Monday, Oct. 28, 1935
New, New, New, New, New
Last week with two years of recovery behind them, 500 crack U. S. sales executives assembled in Manhattan for a two-day display of enthusiasm. Secretary of Commerce Roper soothed them. Major Lawrence Lee Bazley Angas, British propheteer, titillated them. President Thomas J. Watson of International Business Machines belabored them. President Allen Zoll of the International Association of Sales Executives told them: "I am . . . persuaded you will have a Democratic Administration for the next five years-- whether you like it or not."
But the speech that brought the sales executives to their feet was made by Clarence Francis, executive vice president of General Foods and the man who is supposed to make that corporation hum. Cried he:
"The U. S. is ripe for a . . . replenishment program such as the world has never seen before. We need new cars, new houses, new clothes, new shoes, new radios with television, new air-conditioning in dwellings and work places. We need new foods, machinery, comforts and culture. We need to clean up and paint up. We need to raze thousands of antiquated factories and houses--rebuild, modernize."

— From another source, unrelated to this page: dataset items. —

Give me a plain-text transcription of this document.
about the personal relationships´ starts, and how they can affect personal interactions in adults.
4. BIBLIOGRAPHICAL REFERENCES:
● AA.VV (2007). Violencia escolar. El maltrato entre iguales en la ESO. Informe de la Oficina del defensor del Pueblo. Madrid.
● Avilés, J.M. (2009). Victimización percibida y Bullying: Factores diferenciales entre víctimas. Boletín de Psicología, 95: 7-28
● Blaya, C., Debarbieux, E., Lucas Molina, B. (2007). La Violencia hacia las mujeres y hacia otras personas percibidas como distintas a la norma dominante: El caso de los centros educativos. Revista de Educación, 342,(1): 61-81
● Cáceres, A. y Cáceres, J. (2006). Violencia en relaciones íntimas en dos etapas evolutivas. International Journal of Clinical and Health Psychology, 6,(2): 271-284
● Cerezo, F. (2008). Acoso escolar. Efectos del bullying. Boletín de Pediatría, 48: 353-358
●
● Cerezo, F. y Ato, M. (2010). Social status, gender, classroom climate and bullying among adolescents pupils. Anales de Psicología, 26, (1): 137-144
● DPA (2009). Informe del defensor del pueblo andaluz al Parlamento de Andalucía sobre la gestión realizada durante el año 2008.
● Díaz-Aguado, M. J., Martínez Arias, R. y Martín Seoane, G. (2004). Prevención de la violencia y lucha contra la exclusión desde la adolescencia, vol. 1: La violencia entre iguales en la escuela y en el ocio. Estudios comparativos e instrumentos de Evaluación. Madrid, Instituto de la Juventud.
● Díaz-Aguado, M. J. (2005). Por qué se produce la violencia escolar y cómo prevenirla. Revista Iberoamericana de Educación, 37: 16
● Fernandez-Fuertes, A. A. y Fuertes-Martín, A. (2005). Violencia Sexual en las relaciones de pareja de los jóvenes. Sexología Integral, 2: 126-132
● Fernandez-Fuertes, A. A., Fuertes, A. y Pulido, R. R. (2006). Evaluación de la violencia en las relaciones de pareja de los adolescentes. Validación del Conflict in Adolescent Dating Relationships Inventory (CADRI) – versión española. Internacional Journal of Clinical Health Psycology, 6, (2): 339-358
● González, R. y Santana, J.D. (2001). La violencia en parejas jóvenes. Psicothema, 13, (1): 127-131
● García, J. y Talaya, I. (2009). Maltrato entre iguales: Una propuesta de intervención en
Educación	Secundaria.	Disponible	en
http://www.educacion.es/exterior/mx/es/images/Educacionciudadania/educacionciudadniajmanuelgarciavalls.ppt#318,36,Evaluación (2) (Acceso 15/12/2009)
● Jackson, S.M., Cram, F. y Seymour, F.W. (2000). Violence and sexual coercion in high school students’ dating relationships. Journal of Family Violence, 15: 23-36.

Overproduction? "Pshaw!" snorted Mr. Francis. "We do not produce enough by a third." Last year, he declared, total production of U. S. trousers was only 14,500,000--one for every three males over 15. Only one overcoat was made for every eleven men; one felt hat for every four men. Output of shirts was two-and-a-half per man; of shoes two pairs per man. For women there were only three dresses per year, and coats and suits would only cover one woman in three.
Homes, Mr. Francis called "primitive." Three-fourths of the automobiles on the road are more than four years old. Farm machinery is dilapidated. Office equipment is antiquated. "Anything you choose to examine," said he, "is cluttered with wear and is simply crying for renewal and modernization."